The virus usually infects birds, but it can be spread to humans by mosquitoes that feed on infected birds and then bite humans. The chance that any one person is going to become ill from a single mosquito bite remains low. The risk of severe illness and death is highest for people over 50 years old, although people of all ages can become ill.

Here are tips to avoid contracting WNV.

  • Apply insect repellent. DEET (N, N-diethyl-meta-toluamide), picaridin, oil of lemon eucalyptus and IR3535 are effective repellents recommended by the Centers for Disease Control and Prevention. For more information, please see:   http://www.cdc.gov/ncidod/dvbid/westnile/mosquitorepellent.htm
  • When possible, wear long sleeves, long pants and socks. Clothing may also be treated with permethrin.
  • Use extra care when mosquitoes are most active. The mosquitoes that are most likely to carry West Nile virus are more active from dusk to dawn.
  • Remove any water holding containers.

 It is important to note that the mosquito that carries WNV in this area, Culex quinquefasciatus, breeds in containers. Different mosquito species have different preferences and behaviors for laying their eggs. Culex quinquefasciatus have developed a preference for manmade containers that are rich in organic matter and have become a very urbanized mosquito. These mosquitoes will breed in things such as storm drains, gutters that are not draining properly, saucers under flower pots, bird baths and trash that may have collected under bushes or ivy.

These mosquitoes do not need much water. The top to a two-liter soda bottle that is hidden under ivy and holding water could be the source of hundreds of mosquitoes. Therefore, itis important to eliminate any containers and other removable breeding sites that may hold water for five or more days. Some items such as bird baths can be dumped and rinsed twice a week, but do need continual attention. Also, gutters should be cleaned and checked to make sure they drain properly.

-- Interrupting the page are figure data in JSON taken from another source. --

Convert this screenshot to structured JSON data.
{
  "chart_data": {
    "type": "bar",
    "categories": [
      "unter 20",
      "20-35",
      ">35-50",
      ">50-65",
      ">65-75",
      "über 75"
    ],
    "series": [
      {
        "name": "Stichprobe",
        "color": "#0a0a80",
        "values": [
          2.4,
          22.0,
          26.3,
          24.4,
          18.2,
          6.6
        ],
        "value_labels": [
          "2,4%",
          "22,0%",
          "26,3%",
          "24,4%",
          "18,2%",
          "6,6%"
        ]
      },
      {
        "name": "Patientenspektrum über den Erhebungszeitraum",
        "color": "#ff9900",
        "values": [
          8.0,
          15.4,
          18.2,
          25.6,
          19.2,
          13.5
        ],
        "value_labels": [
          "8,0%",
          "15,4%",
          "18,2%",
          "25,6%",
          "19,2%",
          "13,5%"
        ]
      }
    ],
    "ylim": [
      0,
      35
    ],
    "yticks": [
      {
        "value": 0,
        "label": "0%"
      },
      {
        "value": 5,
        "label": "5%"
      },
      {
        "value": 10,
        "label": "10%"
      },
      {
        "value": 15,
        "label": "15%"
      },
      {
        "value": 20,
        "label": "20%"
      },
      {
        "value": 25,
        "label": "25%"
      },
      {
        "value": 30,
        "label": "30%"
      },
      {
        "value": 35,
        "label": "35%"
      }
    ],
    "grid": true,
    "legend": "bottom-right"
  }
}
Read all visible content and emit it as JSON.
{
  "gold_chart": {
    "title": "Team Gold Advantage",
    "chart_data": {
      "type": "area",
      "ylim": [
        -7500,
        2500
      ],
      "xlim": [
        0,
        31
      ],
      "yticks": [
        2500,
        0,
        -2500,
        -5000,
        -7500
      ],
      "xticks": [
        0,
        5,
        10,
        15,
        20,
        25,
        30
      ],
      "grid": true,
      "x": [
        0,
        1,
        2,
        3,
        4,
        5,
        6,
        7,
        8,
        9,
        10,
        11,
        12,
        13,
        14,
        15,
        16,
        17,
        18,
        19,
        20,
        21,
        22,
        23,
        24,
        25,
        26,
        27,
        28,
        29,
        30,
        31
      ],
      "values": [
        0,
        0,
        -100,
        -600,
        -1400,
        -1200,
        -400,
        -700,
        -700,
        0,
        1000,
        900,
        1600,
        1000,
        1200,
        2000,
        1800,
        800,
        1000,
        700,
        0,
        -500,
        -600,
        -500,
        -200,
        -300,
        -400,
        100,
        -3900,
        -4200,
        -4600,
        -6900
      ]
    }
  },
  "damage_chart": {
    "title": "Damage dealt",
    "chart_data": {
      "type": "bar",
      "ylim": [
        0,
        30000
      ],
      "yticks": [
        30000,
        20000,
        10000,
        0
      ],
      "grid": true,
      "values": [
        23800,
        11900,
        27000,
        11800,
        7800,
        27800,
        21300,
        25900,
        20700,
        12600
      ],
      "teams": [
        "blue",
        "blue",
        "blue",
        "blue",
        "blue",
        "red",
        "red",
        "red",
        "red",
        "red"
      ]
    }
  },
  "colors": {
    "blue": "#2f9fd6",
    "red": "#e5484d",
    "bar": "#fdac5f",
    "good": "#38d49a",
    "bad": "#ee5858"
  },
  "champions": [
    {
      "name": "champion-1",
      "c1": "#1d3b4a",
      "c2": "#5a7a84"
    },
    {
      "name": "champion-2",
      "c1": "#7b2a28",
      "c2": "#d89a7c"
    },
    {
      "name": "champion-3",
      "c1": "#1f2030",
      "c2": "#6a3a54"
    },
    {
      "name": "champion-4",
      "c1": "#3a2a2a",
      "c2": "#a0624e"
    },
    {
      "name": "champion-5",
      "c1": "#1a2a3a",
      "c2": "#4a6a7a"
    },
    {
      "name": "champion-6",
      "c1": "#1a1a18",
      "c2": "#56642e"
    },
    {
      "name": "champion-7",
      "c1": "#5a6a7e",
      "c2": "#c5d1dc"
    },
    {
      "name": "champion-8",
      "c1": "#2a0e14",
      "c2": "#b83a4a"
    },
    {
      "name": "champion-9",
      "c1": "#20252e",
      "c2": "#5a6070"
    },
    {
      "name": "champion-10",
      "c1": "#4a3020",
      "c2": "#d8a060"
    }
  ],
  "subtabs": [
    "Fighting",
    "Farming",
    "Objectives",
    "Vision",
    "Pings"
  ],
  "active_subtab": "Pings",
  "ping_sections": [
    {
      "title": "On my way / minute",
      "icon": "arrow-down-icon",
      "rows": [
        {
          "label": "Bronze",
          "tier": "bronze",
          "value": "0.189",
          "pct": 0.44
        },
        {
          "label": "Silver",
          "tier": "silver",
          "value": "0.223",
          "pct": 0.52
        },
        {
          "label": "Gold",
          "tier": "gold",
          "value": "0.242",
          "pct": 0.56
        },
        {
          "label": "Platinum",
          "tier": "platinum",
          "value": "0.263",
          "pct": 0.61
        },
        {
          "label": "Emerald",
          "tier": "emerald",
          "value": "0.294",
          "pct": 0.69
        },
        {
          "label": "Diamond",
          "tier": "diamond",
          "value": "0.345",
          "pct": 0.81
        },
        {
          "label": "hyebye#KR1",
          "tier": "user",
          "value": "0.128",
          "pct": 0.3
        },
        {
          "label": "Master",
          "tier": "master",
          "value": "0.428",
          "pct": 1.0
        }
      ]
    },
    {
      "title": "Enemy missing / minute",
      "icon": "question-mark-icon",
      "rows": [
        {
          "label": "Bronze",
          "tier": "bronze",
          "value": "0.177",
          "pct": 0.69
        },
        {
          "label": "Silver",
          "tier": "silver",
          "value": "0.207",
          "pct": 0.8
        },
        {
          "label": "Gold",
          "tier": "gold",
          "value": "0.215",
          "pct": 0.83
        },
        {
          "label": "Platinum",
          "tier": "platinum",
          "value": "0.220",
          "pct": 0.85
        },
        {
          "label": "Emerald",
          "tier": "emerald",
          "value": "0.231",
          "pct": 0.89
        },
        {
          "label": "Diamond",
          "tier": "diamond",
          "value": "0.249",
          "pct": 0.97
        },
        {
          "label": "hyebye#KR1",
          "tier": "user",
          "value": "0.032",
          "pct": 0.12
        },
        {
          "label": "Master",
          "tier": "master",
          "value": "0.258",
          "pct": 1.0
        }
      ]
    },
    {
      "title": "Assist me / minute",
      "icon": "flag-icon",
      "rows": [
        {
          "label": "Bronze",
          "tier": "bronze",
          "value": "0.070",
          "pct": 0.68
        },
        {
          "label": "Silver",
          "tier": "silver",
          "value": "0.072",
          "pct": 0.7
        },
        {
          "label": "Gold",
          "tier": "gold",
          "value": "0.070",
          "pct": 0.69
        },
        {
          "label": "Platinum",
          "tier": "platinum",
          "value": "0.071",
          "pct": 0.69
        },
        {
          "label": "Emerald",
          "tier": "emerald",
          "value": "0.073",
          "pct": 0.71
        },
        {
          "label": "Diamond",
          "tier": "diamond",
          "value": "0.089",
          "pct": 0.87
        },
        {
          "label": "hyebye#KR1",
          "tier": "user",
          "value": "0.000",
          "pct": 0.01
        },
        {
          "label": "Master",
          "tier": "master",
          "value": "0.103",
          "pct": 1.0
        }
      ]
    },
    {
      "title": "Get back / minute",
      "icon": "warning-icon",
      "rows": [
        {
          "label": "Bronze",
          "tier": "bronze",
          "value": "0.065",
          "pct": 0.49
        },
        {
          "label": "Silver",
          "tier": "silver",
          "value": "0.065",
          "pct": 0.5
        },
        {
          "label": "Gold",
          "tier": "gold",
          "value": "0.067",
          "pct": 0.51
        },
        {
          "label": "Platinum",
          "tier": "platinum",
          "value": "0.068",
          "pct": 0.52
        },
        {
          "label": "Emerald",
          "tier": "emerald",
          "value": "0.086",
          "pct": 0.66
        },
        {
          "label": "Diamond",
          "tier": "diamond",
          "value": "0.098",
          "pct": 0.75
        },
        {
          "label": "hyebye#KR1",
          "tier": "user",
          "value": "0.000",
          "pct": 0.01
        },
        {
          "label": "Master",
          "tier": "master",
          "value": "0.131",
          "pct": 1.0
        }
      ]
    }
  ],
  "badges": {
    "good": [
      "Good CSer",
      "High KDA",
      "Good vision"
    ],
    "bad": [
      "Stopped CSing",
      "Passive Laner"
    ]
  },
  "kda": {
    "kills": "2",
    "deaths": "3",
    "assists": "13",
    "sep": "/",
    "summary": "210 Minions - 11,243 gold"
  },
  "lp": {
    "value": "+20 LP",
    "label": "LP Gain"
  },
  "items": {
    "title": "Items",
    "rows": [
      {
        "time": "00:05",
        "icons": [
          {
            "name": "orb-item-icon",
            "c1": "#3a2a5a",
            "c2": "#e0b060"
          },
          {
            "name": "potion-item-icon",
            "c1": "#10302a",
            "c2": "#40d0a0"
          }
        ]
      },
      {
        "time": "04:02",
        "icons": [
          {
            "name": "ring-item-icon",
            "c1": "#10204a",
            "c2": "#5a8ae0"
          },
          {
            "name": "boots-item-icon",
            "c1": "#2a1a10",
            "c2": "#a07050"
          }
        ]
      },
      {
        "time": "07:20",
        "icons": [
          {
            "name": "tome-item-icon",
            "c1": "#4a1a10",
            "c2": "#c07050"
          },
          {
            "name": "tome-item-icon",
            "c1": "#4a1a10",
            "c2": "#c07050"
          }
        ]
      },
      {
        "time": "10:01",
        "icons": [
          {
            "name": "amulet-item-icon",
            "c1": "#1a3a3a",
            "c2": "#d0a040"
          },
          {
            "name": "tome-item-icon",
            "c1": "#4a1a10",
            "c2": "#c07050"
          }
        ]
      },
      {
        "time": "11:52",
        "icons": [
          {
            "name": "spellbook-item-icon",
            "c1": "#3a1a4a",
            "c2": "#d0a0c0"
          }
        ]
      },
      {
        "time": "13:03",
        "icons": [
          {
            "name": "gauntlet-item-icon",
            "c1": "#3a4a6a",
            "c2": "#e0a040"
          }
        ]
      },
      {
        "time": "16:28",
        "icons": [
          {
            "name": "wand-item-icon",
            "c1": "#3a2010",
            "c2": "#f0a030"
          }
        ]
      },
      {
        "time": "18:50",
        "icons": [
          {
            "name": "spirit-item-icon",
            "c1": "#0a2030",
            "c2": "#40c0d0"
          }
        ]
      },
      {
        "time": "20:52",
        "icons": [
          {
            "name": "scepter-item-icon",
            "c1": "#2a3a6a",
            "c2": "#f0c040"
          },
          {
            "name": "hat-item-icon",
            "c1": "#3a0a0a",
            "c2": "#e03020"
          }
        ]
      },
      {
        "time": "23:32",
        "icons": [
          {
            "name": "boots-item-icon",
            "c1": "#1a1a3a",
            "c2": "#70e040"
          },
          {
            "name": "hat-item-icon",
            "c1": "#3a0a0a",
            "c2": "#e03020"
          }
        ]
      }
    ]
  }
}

 For more information, visit  http://www.dekalbhealth.net/envhealth/west-nile-virus/or call (404) 508-7900.

 

Ralph Ellis July 24, 2012 at 06:42 PM
Do you worry about the threat of West Nile Virus? Or is it just something you live with?
Scott Tewell July 24, 2012 at 10:54 PM
Can we finally quarantine Avondale from the rest of the world? Just kidding (or was I?)
Keith July 25, 2012 at 06:17 PM
I don't see AE losing by quarantining it from the neighborhoods that surround it. It might actually flourish despite the west nile virus.
Brian July 29, 2012 at 12:41 AM
Chillax. I grew up in the Northeast and found a near dead crow in my yard as a teenager, took it -dying - it to the vet and when I arrived to the vet, it was dead. It tested positive as the first confirmed case in my hometown. I am still alive.